Le Colonel Ali Tounsi, directeur général de la Sûreté Nationale, a déclaré que des opérations suicides semblables aux attaques du 11 Avril et du 11 juillet « ne sont pas à exclure ». Ses services se sont engagés à travailler pour combattre les actes criminels « les terroristes ne pourront pas effectuer plus d’un acte terroriste  durant les cinq prochaines années à court terme ».
El Khabar a interrogé le colonel Tounsi sur d’éventuels actes suicides et si ses services s’y attendaient, il a indiqué « qu’est ce qui nous fait penser que ces actes ne se répéterons plus ?… ils sont envisageables ».
Tounsi a salué le nouvel agenda sécuritaire appliqué depuis les opérations du 11 avril dernier, précisant qu’il comporte une couverture sécuritaire globale de toute la région et que son activation « va nous éviter de mauvaises surprises à l’avenir ».

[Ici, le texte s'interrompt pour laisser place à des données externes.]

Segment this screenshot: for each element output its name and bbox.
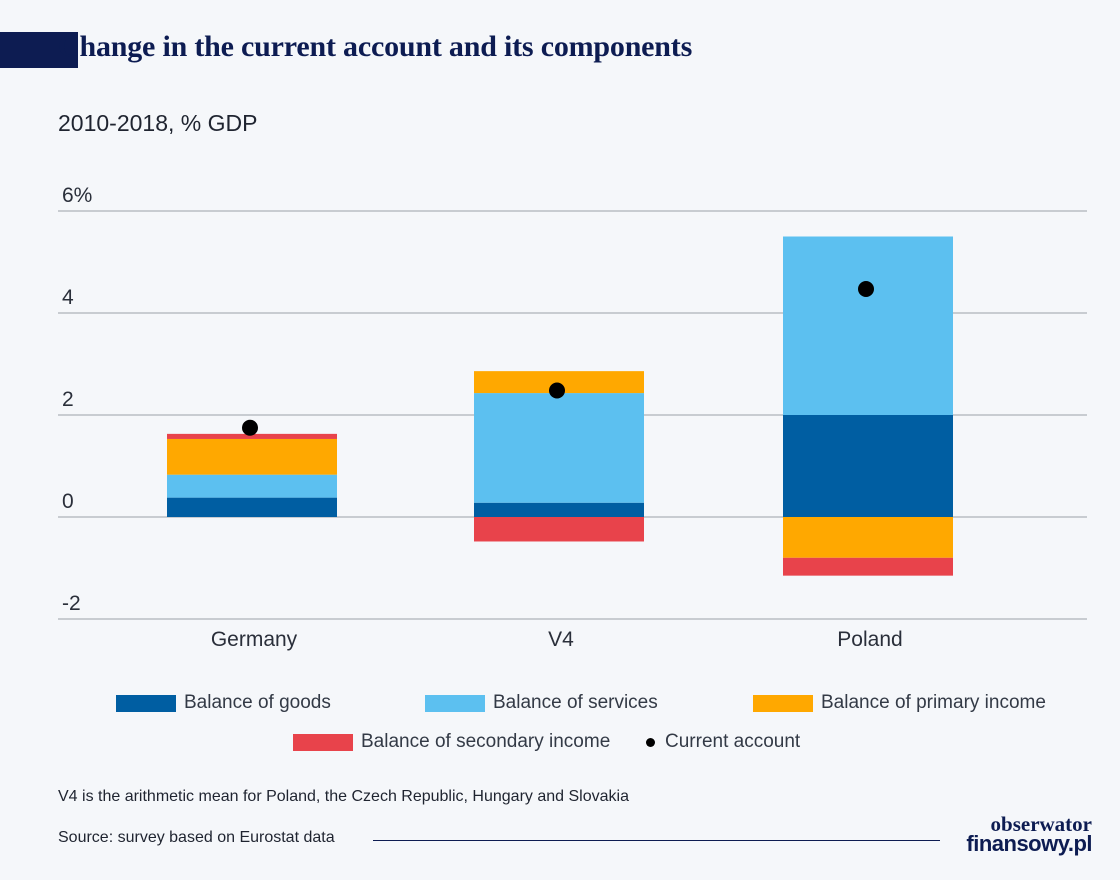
- source-divider: [373, 840, 940, 841]
- legend-services: Balance of services: [425, 692, 658, 714]
- bar-services-v4: [474, 393, 644, 503]
- source-note: Source: survey based on Eurostat data: [58, 829, 335, 846]
- legend-secondary: Balance of secondary income: [293, 731, 610, 753]
- legend-secondary-label: Balance of secondary income: [361, 731, 611, 752]
- x-category-label-2: Poland: [837, 628, 902, 651]
- current-account-dot-v4: [549, 382, 565, 399]
- legend-services-swatch: [425, 694, 485, 712]
- y-tick-label-2: 2: [62, 388, 74, 411]
- title-accent-bar: [0, 32, 78, 68]
- legend-primary-label: Balance of primary income: [821, 692, 1046, 713]
- bar-secondary-v4: [474, 517, 644, 542]
- legend-primary: Balance of primary income: [753, 692, 1046, 714]
- legend-goods-label: Balance of goods: [184, 692, 331, 713]
- bar-secondary-germany: [167, 433, 337, 439]
- bar-secondary-poland: [783, 557, 953, 576]
- bar-services-poland: [783, 236, 953, 415]
- logo-line-1: obserwator: [990, 812, 1092, 836]
- footnote: V4 is the arithmetic mean for Poland, th…: [58, 788, 629, 805]
- legend-secondary-swatch: [293, 733, 353, 751]
- y-tick-label-1: 4: [62, 286, 74, 309]
- logo-line-2: finansowy.pl: [966, 831, 1092, 856]
- legend-goods: Balance of goods: [116, 692, 331, 714]
- legend-current-dot: [646, 737, 655, 747]
- bar-primary-v4: [474, 371, 644, 394]
- y-tick-label-3: 0: [62, 490, 74, 513]
- bar-primary-poland: [783, 517, 953, 558]
- x-category-label-1: V4: [548, 628, 574, 651]
- legend-primary-swatch: [753, 694, 813, 712]
- chart-subtitle: 2010-2018, % GDP: [58, 110, 258, 136]
- current-account-markers: [242, 281, 874, 436]
- publisher-logo: obserwator finansowy.pl: [952, 812, 1092, 856]
- stacked-bar-chart: 6% 4 2 0 -2 Germany V4 Poland: [58, 184, 1087, 651]
- y-tick-label-4: -2: [62, 592, 81, 615]
- axis-labels: 6% 4 2 0 -2 Germany V4 Poland: [62, 184, 903, 651]
- bar-goods-poland: [783, 415, 953, 517]
- legend-current: Current account: [640, 731, 800, 753]
- x-category-label-0: Germany: [211, 628, 298, 651]
- bar-services-germany: [167, 474, 337, 498]
- legend-services-label: Balance of services: [493, 692, 658, 713]
- current-account-dot-poland: [858, 281, 874, 298]
- y-tick-label-0: 6%: [62, 184, 92, 207]
- bar-goods-germany: [167, 497, 337, 517]
- current-account-dot-germany: [242, 419, 258, 436]
- bar-primary-germany: [167, 438, 337, 475]
- legend-current-label: Current account: [665, 731, 801, 752]
- bar-goods-v4: [474, 502, 644, 517]
- legend-goods-swatch: [116, 694, 176, 712]
- chart-title: Change in the current account and its co…: [58, 30, 693, 63]
- bars: [167, 236, 953, 576]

Il a souligné que le nouveau plan sécuritaire a été élaboré  en coordination avec la police, la gendarmerie et les services de l’armée, il a insisté sur l’importance de la participation du citoyen dans sa réussite précisant « il faut que les citoyens soient nos yeux sur le terrain ».
Dans le même contexte, l’APS a rapporté du ministre de l’Intérieur et des Collectivités Locales, Nourredine Yazid Zerhouni, hier que le terrorisme a assassiné 6% des policiers entre 1992 et 2000.